The Maxi Edmond de Rothschild expected into La Coruña between 20 and 22:00 GMT
The incredible images of the Maxi Edmond de Rothschild flying towards Cap Fréhel already seem a long way off. Posting a superb start yesterday, which will remain in the history books of offshore racing for a long while, in the early hours of this morning Sébastien Josse alerted his shore team to major damage aboard the latest addition to the Gitana fleet. Indeed, whilst leading the race and making the most of the first lively night at sea to extend away from his closest rivals 28-mile lead over François Gabart on the cartography and nearly 40 miles in terms of actual distance on the water... the skipper of Gitana Team came to an abrupt halt and promptly discovered that nearly 8 metres of his starboard float had broken away. Having made the Maxi secure, Sébastien is making headway at a reduced speed towards La Coruña, which he is set to reach between 20 and 22:00 GMT this Monday.

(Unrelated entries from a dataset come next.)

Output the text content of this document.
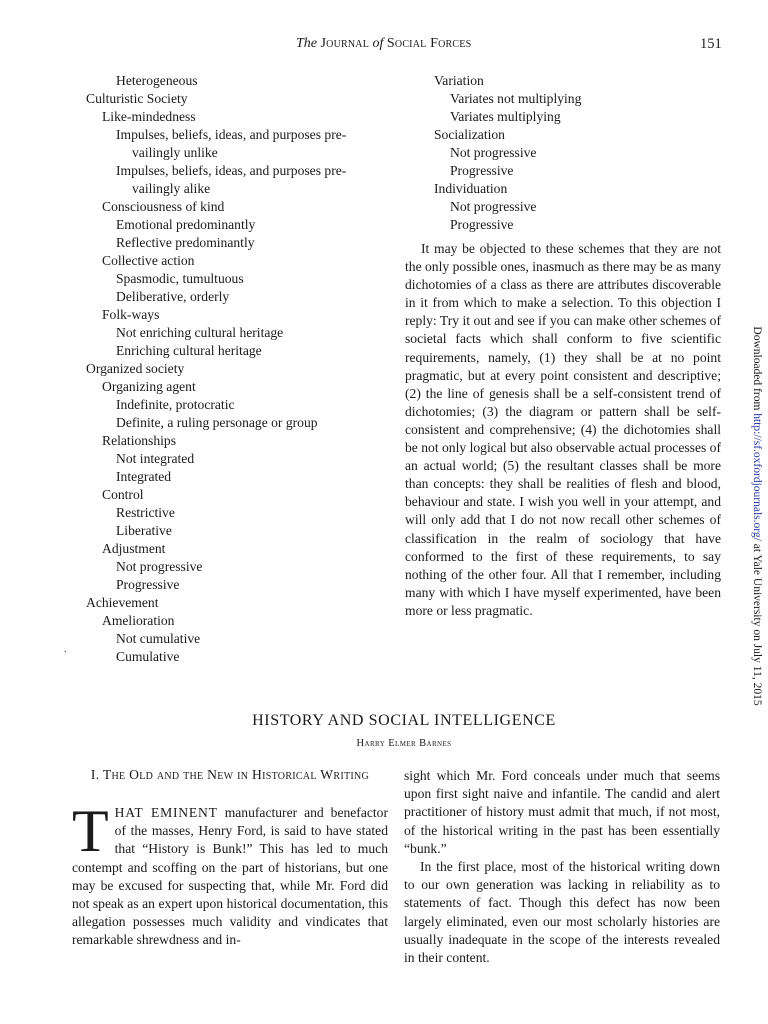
The Journal of Social Forces	151
Heterogeneous
Culturistic Society
Like-mindedness
Impulses, beliefs, ideas, and purposes pre-
vailingly unlike
Impulses, beliefs, ideas, and purposes pre-
vailingly alike
Consciousness of kind
Emotional predominantly
Reflective predominantly
Collective action
Spasmodic, tumultuous
Deliberative, orderly
Folk-ways
Not enriching cultural heritage
Enriching cultural heritage
Organized society
Organizing agent
Indefinite, protocratic
Definite, a ruling personage or group
Relationships
Not integrated
Integrated
Control
Restrictive
Liberative
Adjustment
Not progressive
Progressive
Achievement
Amelioration
Not cumulative
Cumulative
Variation
Variates not multiplying
Variates multiplying
Socialization
Not progressive
Progressive
Individuation
Not progressive
Progressive

It may be objected to these schemes that they are not the only possible ones, inasmuch as there may be as many dichotomies of a class as there are attributes discoverable in it from which to make a selection. To this objection I reply: Try it out and see if you can make other schemes of societal facts which shall conform to five scientific requirements, namely, (1) they shall be at no point pragmatic, but at every point consistent and descriptive; (2) the line of genesis shall be a self-consistent trend of dichotomies; (3) the diagram or pattern shall be self-consistent and comprehensive; (4) the dichotomies shall be not only logical but also observable actual processes of an actual world; (5) the resultant classes shall be more than concepts: they shall be realities of flesh and blood, behaviour and state. I wish you well in your attempt, and will only add that I do not now recall other schemes of classification in the realm of sociology that have conformed to the first of these requirements, to say nothing of the other four. All that I remember, including many with which I have myself experimented, have been more or less pragmatic.

.
Downloaded from http://sf.oxfordjournals.org/ at Yale University on July 11, 2015
HISTORY AND SOCIAL INTELLIGENCE
Harry Elmer Barnes
I. The Old and the New in Historical Writing

THAT EMINENT manufacturer and benefactor of the masses, Henry Ford, is said to have stated that “History is Bunk!” This has led to much contempt and scoffing on the part of historians, but one may be excused for suspecting that, while Mr. Ford did not speak as an expert upon historical documentation, this allegation possesses much validity and vindicates that remarkable shrewdness and in-

sight which Mr. Ford conceals under much that seems upon first sight naive and infantile. The candid and alert practitioner of history must admit that much, if not most, of the historical writing in the past has been essentially “bunk.”

In the first place, most of the historical writing down to our own generation was lacking in reliability as to statements of fact. Though this defect has now been largely eliminated, even our most scholarly histories are usually inadequate in the scope of the interests revealed in their content.
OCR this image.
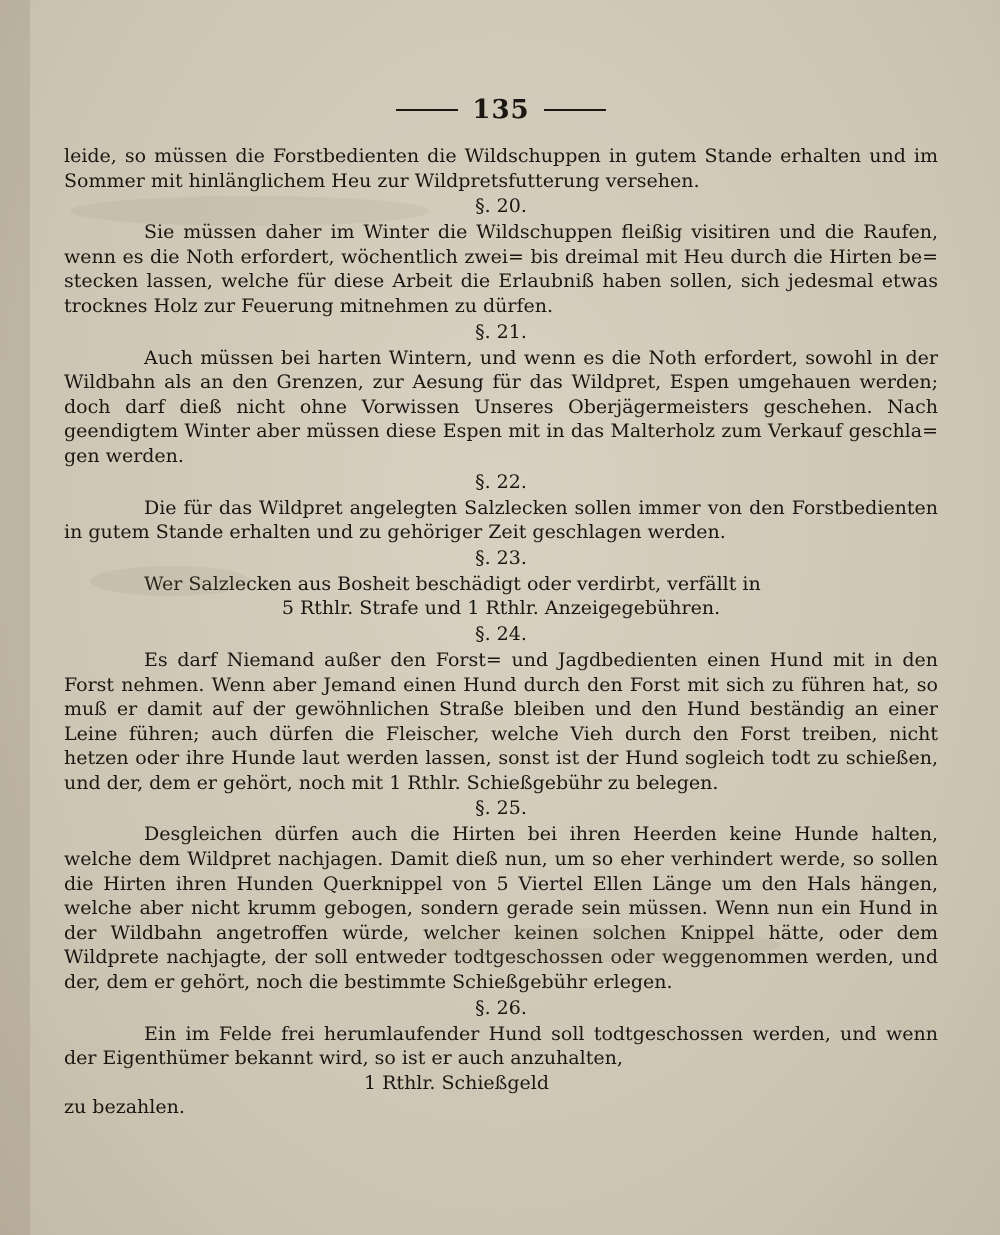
135

leide, so müssen die Forstbedienten die Wildschuppen in gutem Stande erhalten und im Sommer mit hinlänglichem Heu zur Wildpretsfutterung versehen.

§. 20.

Sie müssen daher im Winter die Wildschuppen fleißig visitiren und die Raufen, wenn es die Noth erfordert, wöchentlich zwei= bis dreimal mit Heu durch die Hirten be= stecken lassen, welche für diese Arbeit die Erlaubniß haben sollen, sich jedesmal etwas trocknes Holz zur Feuerung mitnehmen zu dürfen.

§. 21.

Auch müssen bei harten Wintern, und wenn es die Noth erfordert, sowohl in der Wildbahn als an den Grenzen, zur Aesung für das Wildpret, Espen umgehauen werden; doch darf dieß nicht ohne Vorwissen Unseres Oberjägermeisters geschehen. Nach geendigtem Winter aber müssen diese Espen mit in das Malterholz zum Verkauf geschla= gen werden.

§. 22.

Die für das Wildpret angelegten Salzlecken sollen immer von den Forstbedienten in gutem Stande erhalten und zu gehöriger Zeit geschlagen werden.

§. 23.

Wer Salzlecken aus Bosheit beschädigt oder verdirbt, verfällt in

5 Rthlr. Strafe und 1 Rthlr. Anzeigegebühren.

§. 24.

Es darf Niemand außer den Forst= und Jagdbedienten einen Hund mit in den Forst nehmen. Wenn aber Jemand einen Hund durch den Forst mit sich zu führen hat, so muß er damit auf der gewöhnlichen Straße bleiben und den Hund beständig an einer Leine führen; auch dürfen die Fleischer, welche Vieh durch den Forst treiben, nicht hetzen oder ihre Hunde laut werden lassen, sonst ist der Hund sogleich todt zu schießen, und der, dem er gehört, noch mit 1 Rthlr. Schießgebühr zu belegen.

§. 25.

Desgleichen dürfen auch die Hirten bei ihren Heerden keine Hunde halten, welche dem Wildpret nachjagen. Damit dieß nun, um so eher verhindert werde, so sollen die Hirten ihren Hunden Querknippel von 5 Viertel Ellen Länge um den Hals hängen, welche aber nicht krumm gebogen, sondern gerade sein müssen. Wenn nun ein Hund in der Wildbahn angetroffen würde, welcher keinen solchen Knippel hätte, oder dem Wildprete nachjagte, der soll entweder todtgeschossen oder weggenommen werden, und der, dem er gehört, noch die bestimmte Schießgebühr erlegen.

§. 26.

Ein im Felde frei herumlaufender Hund soll todtgeschossen werden, und wenn der Eigenthümer bekannt wird, so ist er auch anzuhalten,

1 Rthlr. Schießgeld

zu bezahlen.
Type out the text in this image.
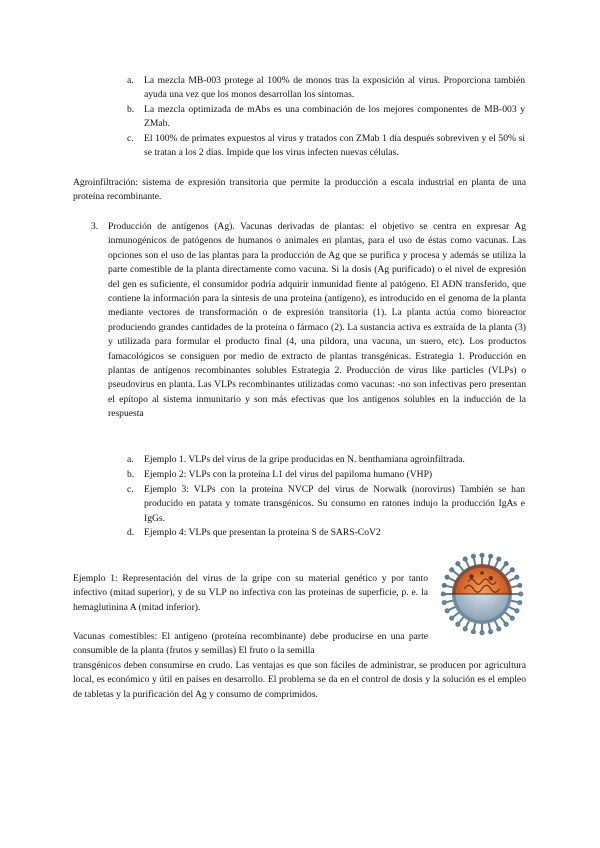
a.	La mezcla MB-003 protege al 100% de monos tras la exposición al virus. Proporciona también ayuda una vez que los monos desarrollan los síntomas.

b.	La mezcla optimizada de mAbs es una combinación de los mejores componentes de MB-003 y ZMab.

c.	El 100% de primates expuestos al virus y tratados con ZMab 1 día después sobreviven y el 50% si se tratan a los 2 días. Impide que los virus infecten nuevas células.

Agroinfiltración: sistema de expresión transitoria que permite la producción a escala industrial en planta de una proteína recombinante.

3.	Producción de antígenos (Ag). Vacunas derivadas de plantas: el objetivo se centra en expresar Ag inmunogénicos de patógenos de humanos o animales en plantas, para el uso de éstas como vacunas. Las opciones son el uso de las plantas para la producción de Ag que se purifica y procesa y además se utiliza la parte comestible de la planta directamente como vacuna. Si la dosis (Ag purificado) o el nivel de expresión del gen es suficiente, el consumidor podría adquirir inmunidad fiente al patógeno. El ADN transferido, que contiene la información para la síntesis de una proteína (antígeno), es introducido en el genoma de la planta mediante vectores de transformación o de expresión transitoria (1). La planta actúa como bioreactor produciendo grandes cantidades de la proteína o fármaco (2). La sustancia activa es extraída de la planta (3) y utilizada para formular el producto final (4, una píldora, una vacuna, un suero, etc). Los productos famacológicos se consiguen por medio de extracto de plantas transgénicas. Estrategia 1. Producción en plantas de antígenos recombinantes solubles Estrategia 2. Producción de virus like particles (VLPs) o pseudovirus en planta. Las VLPs recombinantes utilizadas como vacunas: -no son infectivas pero presentan el epítopo al sistema inmunitario y son más efectivas que los antígenos solubles en la inducción de la respuesta

a.	Ejemplo 1. VLPs del virus de la gripe producidas en N. benthamiana agroinfiltrada.

b.	Ejemplo 2: VLPs con la proteína L1 del virus del papiloma humano (VHP)

c.	Ejemplo 3: VLPs con la proteína NVCP del virus de Norwalk (norovirus) También se han producido en patata y tomate transgénicos. Su consumo en ratones indujo la producción IgAs e IgGs.

d.	Ejemplo 4: VLPs que presentan la proteína S de SARS-CoV2

Ejemplo 1: Representación del virus de la gripe con su material genético y por tanto infectivo (mitad superior), y de su VLP no infectiva con las proteínas de superficie, p. e. la hemaglutinina A (mitad inferior).

Vacunas comestibles: El antígeno (proteína recombinante) debe producirse en una parte consumible de la planta (frutos y semillas) El fruto o la semilla

transgénicos deben consumirse en crudo. Las ventajas es que son fáciles de administrar, se producen por agricultura local, es económico y útil en países en desarrollo. El problema se da en el control de dosis y la solución es el empleo de tabletas y la purificación del Ag y consumo de comprimidos.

8-metre section of bow broken off
At 04:38 GMT this Monday, Cyril Dardashti's phone rang. Unfortunately, these nocturnal calls from the ocean are rarely harbingers of good news. Via satellite phone, Sébastien Josse alerted his team manager that his boat had suffered major damage, synonymous with the end of the race for the five-arrow racing stable. “The starboard float has suffered extensive damage with nearly 8 metres missing from forward of the beam. Sébastien set off pretty carefully and he was on track with the timing organised with his routing cell. These boats are quick, the speeds are always impressive, but the race rhythm was controlled. There were no technical issues aboard and Sébastien had just had a nap He was in good form and ready for the next stage of the programme.”
The Maxi Edmond de Rothschild expected into Spain this evening
Very soon after the damage was announced, the shore team got together in Lorient at Gitana's base. Working with the weather cell, which are in constant contact with the boat, Cyril Dardashti and Pierre Tissier, the team's technical director, got operations underway to recover the sailor and his boat.
“Our primary concern is the sailor. Once we know that he's okay we take care of the boat. In this instance, Sébastien was fine and had a very clear idea with regards to what action needed to be taken. Indeed, he had taken all the necessary measures to slow the boat down and had reduced the sail area down to the second reef to make La Coruña in complete safety, as the seas are still heavy, with waves of between 4 and 5 metres, and 30 knots of breeze. As such, it's important to be relatively careful. The aim is to avoid the low pressure system, which will beef up in the area on Tuesday morning .”
Two members of the shore team hit the road to the north-west tip of Spain this morning and, by midway through the afternoon, the rest of the team were in position in La Coruñato prepare for the arrival of the Maxi and her skipper.
“Of course it's very hard there is a massive sense of disappointment both for Sébastien and for the team and exiting a race prematurely when you've prepared so hard for it is never easy to accept, especially when you hold all the cards to post a solid performance. However, today our one and only concern is to get Sébastien and the Maxi nicely protected before the arrival of a big low pressure system set to sweep across the Bay of Biscay and the North-West of the Iberian peninsula tomorrow morning. There is no immediate danger, even though there are heavy seas, but the boat is no longer as balanced or manoeuvrable and the damaged float has taken on a lot of water, which has added a few tonnes to the platform Why has this come about and what exactly happened? We can honestly say that we don't think there was a collision with a floating object. It is the windward float that has gone. For now, we don't have an explanation. However, we'll have the time to analyse it all at a later date,” concluded Cyril Dardashti.
Given the extent of the damage, the Maxi Edmond de Rothschild's retirement from the Route du Rhum - Destination Guadeloupe is no more than a question of administrative formalities, which will be dealt with once the boat and the skipper have made it back to terra firma.